Maybe you've already heard: The Maldives is sinking. So what do you do when your tourist-dependent country is slowly disappearing into the sea? If you're the Maldivian government, you create a series of floating islands that include a hotel and convention center, private villas, yacht club and 18-hole golf course.
The Maldives is the epitome of paradise with its bone-white sand, towering palms and crystal-clear waters, but the low-lying chain of 1,190 islands in the Indian Ocean will not be around forever. Sitting at an average of just five feet above sea level (with 80 percent of the Maldives less than three feet above the encroaching waves), many scientists predict that rising water levels could submerge the chain by the turn of the century.
A concerned President Mohamed Nasheed conducted the world's first underwater cabinet meeting to highlight the issue ahead of a 2009 U.N. climate change conference in Copenhagen. He warned world leaders that if something is not done to reduce greenhouse gasses that are warming the planet, the Maldives will soon disappear.

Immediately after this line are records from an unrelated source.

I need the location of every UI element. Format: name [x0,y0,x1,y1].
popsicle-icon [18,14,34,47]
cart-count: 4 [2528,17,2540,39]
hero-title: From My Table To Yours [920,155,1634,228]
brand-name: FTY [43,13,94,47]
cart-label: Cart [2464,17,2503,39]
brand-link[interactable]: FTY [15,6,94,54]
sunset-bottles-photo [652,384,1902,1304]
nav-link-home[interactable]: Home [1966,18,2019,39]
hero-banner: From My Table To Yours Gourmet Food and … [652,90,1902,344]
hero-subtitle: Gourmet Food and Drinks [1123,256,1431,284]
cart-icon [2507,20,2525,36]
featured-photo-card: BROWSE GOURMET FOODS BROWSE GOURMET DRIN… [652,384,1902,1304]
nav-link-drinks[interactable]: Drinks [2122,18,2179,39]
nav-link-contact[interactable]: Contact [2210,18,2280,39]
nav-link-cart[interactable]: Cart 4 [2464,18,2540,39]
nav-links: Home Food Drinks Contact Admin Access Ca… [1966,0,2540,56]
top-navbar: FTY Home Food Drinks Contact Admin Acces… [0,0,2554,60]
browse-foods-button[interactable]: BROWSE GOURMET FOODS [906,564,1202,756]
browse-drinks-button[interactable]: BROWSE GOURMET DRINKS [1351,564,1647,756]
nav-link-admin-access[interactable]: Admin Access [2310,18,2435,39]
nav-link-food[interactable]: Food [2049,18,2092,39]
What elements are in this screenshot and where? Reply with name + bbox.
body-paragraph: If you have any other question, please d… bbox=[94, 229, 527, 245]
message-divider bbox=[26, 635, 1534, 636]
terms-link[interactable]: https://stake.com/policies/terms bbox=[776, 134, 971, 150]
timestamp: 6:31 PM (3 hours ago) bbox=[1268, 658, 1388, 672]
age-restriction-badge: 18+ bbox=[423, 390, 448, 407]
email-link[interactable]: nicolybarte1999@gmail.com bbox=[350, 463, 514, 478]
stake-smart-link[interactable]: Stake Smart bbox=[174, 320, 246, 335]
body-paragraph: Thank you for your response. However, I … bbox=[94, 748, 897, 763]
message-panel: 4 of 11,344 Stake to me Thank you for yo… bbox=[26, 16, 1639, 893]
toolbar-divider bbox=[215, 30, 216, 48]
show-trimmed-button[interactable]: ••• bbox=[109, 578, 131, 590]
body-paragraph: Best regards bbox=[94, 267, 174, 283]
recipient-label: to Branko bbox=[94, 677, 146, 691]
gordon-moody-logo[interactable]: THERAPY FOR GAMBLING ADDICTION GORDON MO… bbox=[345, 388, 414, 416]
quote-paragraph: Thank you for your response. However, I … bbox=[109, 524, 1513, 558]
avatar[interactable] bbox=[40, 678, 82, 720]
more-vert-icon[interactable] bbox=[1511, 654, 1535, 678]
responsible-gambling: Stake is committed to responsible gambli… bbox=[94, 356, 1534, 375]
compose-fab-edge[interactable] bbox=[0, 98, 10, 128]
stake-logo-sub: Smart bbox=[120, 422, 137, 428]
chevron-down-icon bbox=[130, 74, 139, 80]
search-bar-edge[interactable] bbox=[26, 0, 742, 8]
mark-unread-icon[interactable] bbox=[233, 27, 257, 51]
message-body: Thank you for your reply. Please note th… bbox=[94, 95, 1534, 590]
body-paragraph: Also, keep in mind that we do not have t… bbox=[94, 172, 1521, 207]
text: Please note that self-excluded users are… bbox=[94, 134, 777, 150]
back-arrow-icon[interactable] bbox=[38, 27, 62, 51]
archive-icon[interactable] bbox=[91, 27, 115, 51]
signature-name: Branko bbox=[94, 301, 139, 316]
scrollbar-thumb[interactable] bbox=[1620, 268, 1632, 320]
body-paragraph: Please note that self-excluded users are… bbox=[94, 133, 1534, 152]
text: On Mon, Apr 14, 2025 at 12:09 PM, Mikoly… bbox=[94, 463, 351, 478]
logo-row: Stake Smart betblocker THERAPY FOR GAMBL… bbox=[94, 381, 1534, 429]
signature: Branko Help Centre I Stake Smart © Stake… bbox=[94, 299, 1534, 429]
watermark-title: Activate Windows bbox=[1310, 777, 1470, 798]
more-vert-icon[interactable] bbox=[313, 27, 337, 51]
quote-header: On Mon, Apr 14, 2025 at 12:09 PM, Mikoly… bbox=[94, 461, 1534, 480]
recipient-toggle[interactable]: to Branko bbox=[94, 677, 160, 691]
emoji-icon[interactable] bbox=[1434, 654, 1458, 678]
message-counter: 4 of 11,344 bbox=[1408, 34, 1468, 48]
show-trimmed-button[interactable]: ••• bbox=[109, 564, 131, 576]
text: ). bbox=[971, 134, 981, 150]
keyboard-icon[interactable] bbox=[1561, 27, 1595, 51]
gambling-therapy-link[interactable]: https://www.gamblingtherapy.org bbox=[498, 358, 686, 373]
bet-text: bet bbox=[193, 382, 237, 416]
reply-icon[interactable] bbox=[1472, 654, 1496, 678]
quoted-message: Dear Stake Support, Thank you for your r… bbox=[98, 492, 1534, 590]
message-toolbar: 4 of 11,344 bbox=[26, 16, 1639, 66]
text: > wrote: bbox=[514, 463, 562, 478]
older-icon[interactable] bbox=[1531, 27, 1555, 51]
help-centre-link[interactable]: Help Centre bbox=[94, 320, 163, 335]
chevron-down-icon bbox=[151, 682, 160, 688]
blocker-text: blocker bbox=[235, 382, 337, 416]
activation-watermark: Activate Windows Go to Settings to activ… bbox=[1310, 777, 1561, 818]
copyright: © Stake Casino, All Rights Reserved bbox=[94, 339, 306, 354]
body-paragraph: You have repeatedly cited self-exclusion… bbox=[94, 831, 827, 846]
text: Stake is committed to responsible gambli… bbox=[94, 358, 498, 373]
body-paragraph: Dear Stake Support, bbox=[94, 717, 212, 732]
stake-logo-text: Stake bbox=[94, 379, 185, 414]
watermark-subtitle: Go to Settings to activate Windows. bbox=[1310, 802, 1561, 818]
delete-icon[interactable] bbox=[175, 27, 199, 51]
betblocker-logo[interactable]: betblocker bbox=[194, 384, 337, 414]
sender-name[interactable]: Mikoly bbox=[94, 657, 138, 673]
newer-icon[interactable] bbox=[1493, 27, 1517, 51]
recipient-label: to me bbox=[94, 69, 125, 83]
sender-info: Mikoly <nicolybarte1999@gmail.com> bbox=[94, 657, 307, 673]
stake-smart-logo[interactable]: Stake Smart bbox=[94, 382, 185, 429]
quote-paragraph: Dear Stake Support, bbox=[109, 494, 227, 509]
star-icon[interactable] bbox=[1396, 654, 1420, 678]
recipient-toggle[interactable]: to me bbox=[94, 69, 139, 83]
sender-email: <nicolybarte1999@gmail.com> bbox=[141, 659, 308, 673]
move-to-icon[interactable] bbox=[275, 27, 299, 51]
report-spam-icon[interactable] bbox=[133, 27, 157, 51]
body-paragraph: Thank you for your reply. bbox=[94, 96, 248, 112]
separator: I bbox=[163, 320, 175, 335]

Now the new government has followed suit, taking the next step to combat the problem by laying out radical plans to replace the sinking islands of the lowest country in the world with a network of man-made floating ones.
Maldives officials see the manufactured islands as the best alternative in the face of options that include relocating population centers or building defense walls, as they have around the capital of Male.